Even though hydraulic fracturing appears to be a solution towards our high need for energy, there are environmental impacts to consider.  Any type of mining takes a toll on the air quality in surrounding areas.  The chemicals used at a mine site may become airborne and blow to surrounding residential areas.  The dust from blasting at a site may also get carried to residential areas.  A fluid is used to help get the sand grains wedged into the cracks of the shale rock.  People worry that this fluid gets into the ground water when sending it down into the ground and bringing it back up to the surface.  Some people believe that this fluid affects their drinking water and that they may be ingesting chemicals from this process.  This fracking fluid may also be harmful to the environment because of the chemicals that it contains.  It is possible to have this fluid enter surface water in streams, rivers, or lakes.  Heavy research is done to look for biodegradable chemicals to use.  Great caution and intense reclamation is done as well to ensure safety for the environment.

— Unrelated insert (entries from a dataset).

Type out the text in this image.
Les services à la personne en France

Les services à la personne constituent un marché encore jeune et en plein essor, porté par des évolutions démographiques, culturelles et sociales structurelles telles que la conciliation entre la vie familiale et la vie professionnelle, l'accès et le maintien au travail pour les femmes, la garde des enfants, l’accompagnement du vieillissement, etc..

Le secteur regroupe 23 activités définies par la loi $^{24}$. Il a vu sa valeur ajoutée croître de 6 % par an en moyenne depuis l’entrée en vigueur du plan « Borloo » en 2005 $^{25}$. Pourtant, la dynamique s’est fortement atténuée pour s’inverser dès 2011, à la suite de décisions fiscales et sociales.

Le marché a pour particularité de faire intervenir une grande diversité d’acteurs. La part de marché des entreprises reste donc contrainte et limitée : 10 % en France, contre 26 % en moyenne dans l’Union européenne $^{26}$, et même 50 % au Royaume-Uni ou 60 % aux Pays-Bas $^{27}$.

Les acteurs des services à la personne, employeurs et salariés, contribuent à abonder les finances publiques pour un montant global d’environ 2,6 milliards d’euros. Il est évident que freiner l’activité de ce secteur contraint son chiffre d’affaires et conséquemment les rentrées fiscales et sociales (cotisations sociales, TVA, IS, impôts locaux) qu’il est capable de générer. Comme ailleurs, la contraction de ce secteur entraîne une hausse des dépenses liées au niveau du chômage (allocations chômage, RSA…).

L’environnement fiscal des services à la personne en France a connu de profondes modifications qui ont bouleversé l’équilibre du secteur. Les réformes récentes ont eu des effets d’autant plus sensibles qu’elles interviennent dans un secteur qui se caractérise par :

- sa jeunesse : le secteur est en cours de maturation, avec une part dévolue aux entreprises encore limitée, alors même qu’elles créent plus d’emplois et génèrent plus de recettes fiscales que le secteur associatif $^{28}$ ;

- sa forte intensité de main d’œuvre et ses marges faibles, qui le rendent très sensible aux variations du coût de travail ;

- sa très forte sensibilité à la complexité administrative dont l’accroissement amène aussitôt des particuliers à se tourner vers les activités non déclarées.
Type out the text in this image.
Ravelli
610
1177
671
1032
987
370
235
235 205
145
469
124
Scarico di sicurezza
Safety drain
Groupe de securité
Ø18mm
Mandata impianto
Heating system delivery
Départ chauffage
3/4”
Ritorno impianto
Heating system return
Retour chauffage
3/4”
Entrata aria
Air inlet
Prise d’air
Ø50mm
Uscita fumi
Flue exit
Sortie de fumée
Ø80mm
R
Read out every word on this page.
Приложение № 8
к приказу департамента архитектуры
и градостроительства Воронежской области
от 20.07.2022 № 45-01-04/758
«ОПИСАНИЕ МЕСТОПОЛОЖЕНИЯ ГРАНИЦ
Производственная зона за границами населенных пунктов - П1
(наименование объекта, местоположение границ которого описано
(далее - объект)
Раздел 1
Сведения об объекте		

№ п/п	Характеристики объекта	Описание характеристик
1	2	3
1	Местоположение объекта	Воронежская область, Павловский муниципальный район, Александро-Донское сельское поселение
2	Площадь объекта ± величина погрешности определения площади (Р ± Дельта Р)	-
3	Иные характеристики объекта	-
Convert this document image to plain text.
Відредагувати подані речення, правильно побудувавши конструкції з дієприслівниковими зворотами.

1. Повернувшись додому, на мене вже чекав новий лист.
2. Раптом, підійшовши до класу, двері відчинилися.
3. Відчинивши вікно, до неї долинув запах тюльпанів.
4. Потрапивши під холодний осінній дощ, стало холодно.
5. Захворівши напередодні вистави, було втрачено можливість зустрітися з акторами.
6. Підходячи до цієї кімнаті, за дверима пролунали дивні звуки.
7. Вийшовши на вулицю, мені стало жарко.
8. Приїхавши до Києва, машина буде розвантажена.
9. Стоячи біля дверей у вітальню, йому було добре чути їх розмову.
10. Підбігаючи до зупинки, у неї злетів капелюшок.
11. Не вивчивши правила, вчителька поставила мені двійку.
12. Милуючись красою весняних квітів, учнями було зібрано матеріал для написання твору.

Another issue is the affect that transportation of the sand has on the environment.  Large trucks are needed to transport the sand from the mining site to the railroad where the sand is further transported.  The roads that the trucks travel need to be replaced more often than normal roads due to the heavy loads that are transported along that route.  This can get expensive for the state if many roads need replacing often.

GIS can be used to help solve some of these issues.  Through this program, we can explore the areas subjected to environmental impacts, monitor how water flows in and around the mining site, and look at how the roads are affected by transportation.


I am a geology major at the University of Wisconsin-Eau Claire.  Kent Syverson is the leading professor in the geology department who studies hydraulic fracturing and sand mining.  My knowledge of the material comes from his various teachings.